Just last week Nationwide, the UK's largest building society, reported its Consumer Confidence Index had risen for the second consecutive month, increasing by six points to 80 in February.
The index is now at its highest level since January 2008 and almost double the level recorded during the same period last year.
Tracking confidence can be tricky though and when it comes to the economy the UK is by no means out of the woods yet. And many economists are worried that we may even experience a double-dip recession.
The UK is in a real state of economic uncertainty. The budget deficit grows on a daily basis, inflation is creeping up and we are faced with the prospect of higher taxes while spending cuts lurk on the horizon.
Meanwhile the BBC also reported last week that at least 25,000 council jobs in England could be under threat in the next three to five years.

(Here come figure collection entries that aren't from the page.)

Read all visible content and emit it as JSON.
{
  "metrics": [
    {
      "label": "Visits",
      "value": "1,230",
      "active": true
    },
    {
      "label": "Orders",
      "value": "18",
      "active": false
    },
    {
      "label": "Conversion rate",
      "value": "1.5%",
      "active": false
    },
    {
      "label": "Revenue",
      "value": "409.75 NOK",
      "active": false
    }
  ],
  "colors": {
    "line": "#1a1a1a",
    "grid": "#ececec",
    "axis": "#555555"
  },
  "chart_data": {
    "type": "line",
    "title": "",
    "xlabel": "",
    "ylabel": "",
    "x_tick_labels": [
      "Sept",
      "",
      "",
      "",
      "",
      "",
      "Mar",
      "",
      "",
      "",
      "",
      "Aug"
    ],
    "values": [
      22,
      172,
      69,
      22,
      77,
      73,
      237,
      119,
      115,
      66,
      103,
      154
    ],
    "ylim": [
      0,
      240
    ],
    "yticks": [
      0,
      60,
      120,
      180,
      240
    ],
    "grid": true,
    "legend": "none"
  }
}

The broadcaster's survey of 49 councils with a combined workforce of 256,000 suggested cuts of around 10%. If applied to all councils this would result in 180,000 job losses.

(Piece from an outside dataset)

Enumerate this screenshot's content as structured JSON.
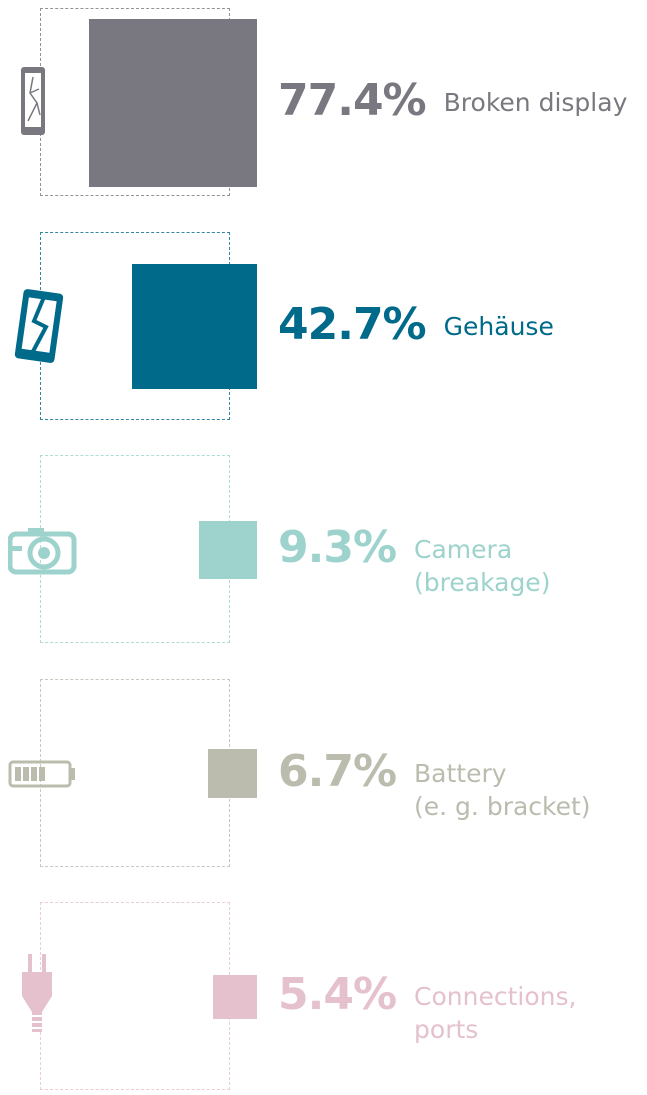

The prospect of more job losses has not been lost on retailers.
Olympic Holidays is just one travel operator that is offering free holiday redundancy protection for customers booking a package holiday. With Olympic if you are made redundant you can cancel your holiday booking free of charge and be refunded for anything that you have paid.
Holidays aside, the prospect of losing your job is difficult to plan for at the best of times.

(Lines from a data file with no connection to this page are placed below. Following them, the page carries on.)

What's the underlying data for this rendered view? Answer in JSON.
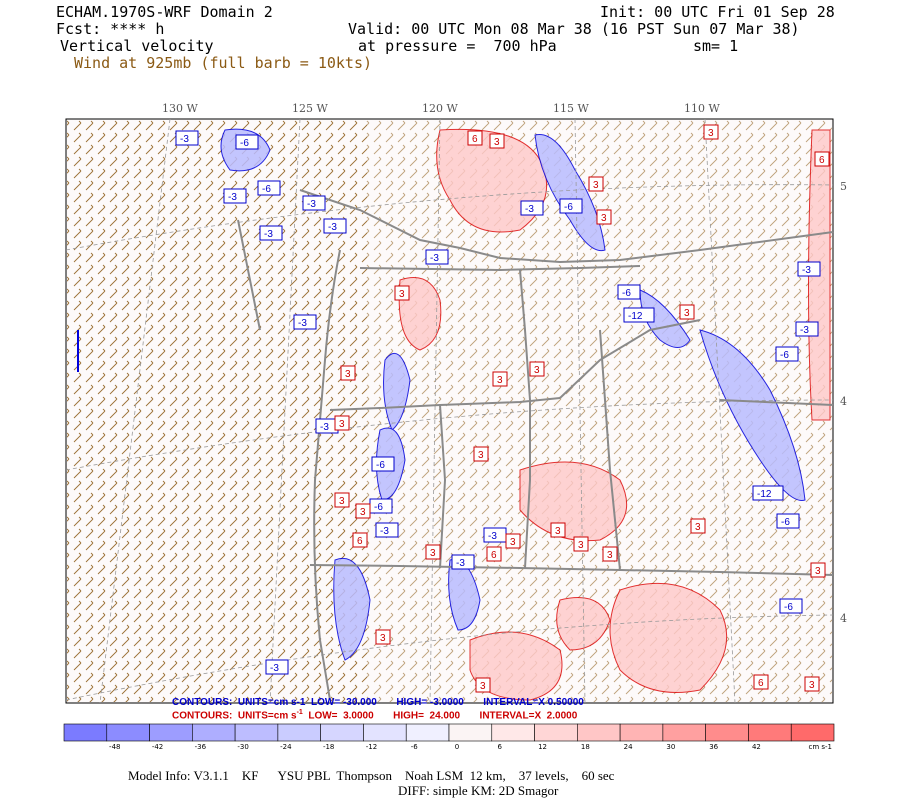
{
  "header": {
    "model": "ECHAM.1970S-WRF Domain 2",
    "init": "Init: 00 UTC Fri 01 Sep 28",
    "fcst": "Fcst: **** h",
    "valid": "Valid: 00 UTC Mon 08 Mar 38 (16 PST Sun 07 Mar 38)",
    "field": "Vertical velocity",
    "pressure": "at pressure =  700 hPa",
    "sm": "sm= 1",
    "wind": "Wind at 925mb (full barb = 10kts)"
  },
  "map": {
    "lon_labels": [
      "130 W",
      "125 W",
      "120 W",
      "115 W",
      "110 W"
    ],
    "lat_labels": [
      "5",
      "4",
      "4"
    ],
    "contour_labels_blue": [
      "-3",
      "-6",
      "-3",
      "-6",
      "-3",
      "-3",
      "-3",
      "-3",
      "-6",
      "-3",
      "-6",
      "-3",
      "-12",
      "-3",
      "-6",
      "-3",
      "-3",
      "-6",
      "-6",
      "-12",
      "-6",
      "-3",
      "-3",
      "-6",
      "-3",
      "-3"
    ],
    "contour_labels_red": [
      "6",
      "3",
      "3",
      "3",
      "6",
      "3",
      "3",
      "3",
      "3",
      "3",
      "3",
      "3",
      "6",
      "3",
      "3",
      "3",
      "3",
      "3",
      "6",
      "3",
      "3",
      "3",
      "3",
      "3",
      "3",
      "6",
      "3",
      "3"
    ],
    "colors": {
      "border": "#8a8a8a",
      "barb": "#8b5a14",
      "neg_line": "#0000dd",
      "pos_line": "#dd0000"
    }
  },
  "contours": {
    "line1": "CONTOURS:  UNITS=cm s-1  LOW= -30.000       HIGH= -3.0000       INTERVAL=X 0.50000",
    "line2": "CONTOURS:  UNITS=cm s",
    "line2_sup": "-1",
    "line2_rest": "  LOW=  3.0000       HIGH=  24.000       INTERVAL=X  2.0000"
  },
  "colorbar": {
    "labels": [
      "-48",
      "-42",
      "-36",
      "-30",
      "-24",
      "-18",
      "-12",
      "-6",
      "0",
      "6",
      "12",
      "18",
      "24",
      "30",
      "36",
      "42"
    ],
    "units": "cm s-1",
    "colors": [
      "#7b7bff",
      "#8c8cff",
      "#9d9dff",
      "#aeaeff",
      "#bdbdff",
      "#caccff",
      "#d6d6ff",
      "#e3e3ff",
      "#f0f0ff",
      "#fbf4f4",
      "#ffe8e8",
      "#ffd6d6",
      "#ffc6c6",
      "#ffb4b4",
      "#ffa0a0",
      "#ff8c8c",
      "#ff7a7a",
      "#ff6a6a"
    ]
  },
  "footer": {
    "line1": "Model Info: V3.1.1    KF      YSU PBL  Thompson    Noah LSM  12 km,    37 levels,    60 sec",
    "line2": "DIFF: simple KM: 2D Smagor"
  }
}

But every one of us is vulnerable to suddenly being made involuntarily redundant, even when the country isn't in economic turmoil.
Yet you can help prepare for the unexpected though.
There are three main types of protection products that can help you during difficult times: mortgage payment protection insurance; loan payment protection insurance and income payment protection insurance.
- get a quote that is tailored to your personal needs
The type of plan you choose will be based on your own circumstances.
If meeting your mortgage repayments in the event of involuntary redundancy is your main concern, then mortgage payment protection insurance (MPPI) could be best for you.
If you have loans or credit card commitments, then you may wish to consider taking out loan payment protection insurance. The income from the policy will help you maintain your monthly credit commitments, which can help stop debt from building up.
Alternatively, you may wish to choose how you spend the money yourself. If you want to have an income that you could use as you wanted, then you can take out insurance as an income payment protection insurance plan.
If you think that your job may be at risk then there are other steps that you can take too.
Start looking for new employment
Keep an eye out for another job, whether visiting a recruitment consultant or looking at the jobs section in the local newspaper. Jobcentre Plus has Britain's largest database of job vacancies. You can use the jobs and skills search to find a job that is suitable for you.
Stop spending money and start saving
Cut down on excessive spending. Do you need that gym membership? Do you need a digital TV subscription? Can you trade your car in for a cheaper to run model? Try and run down your debts as fast as possible.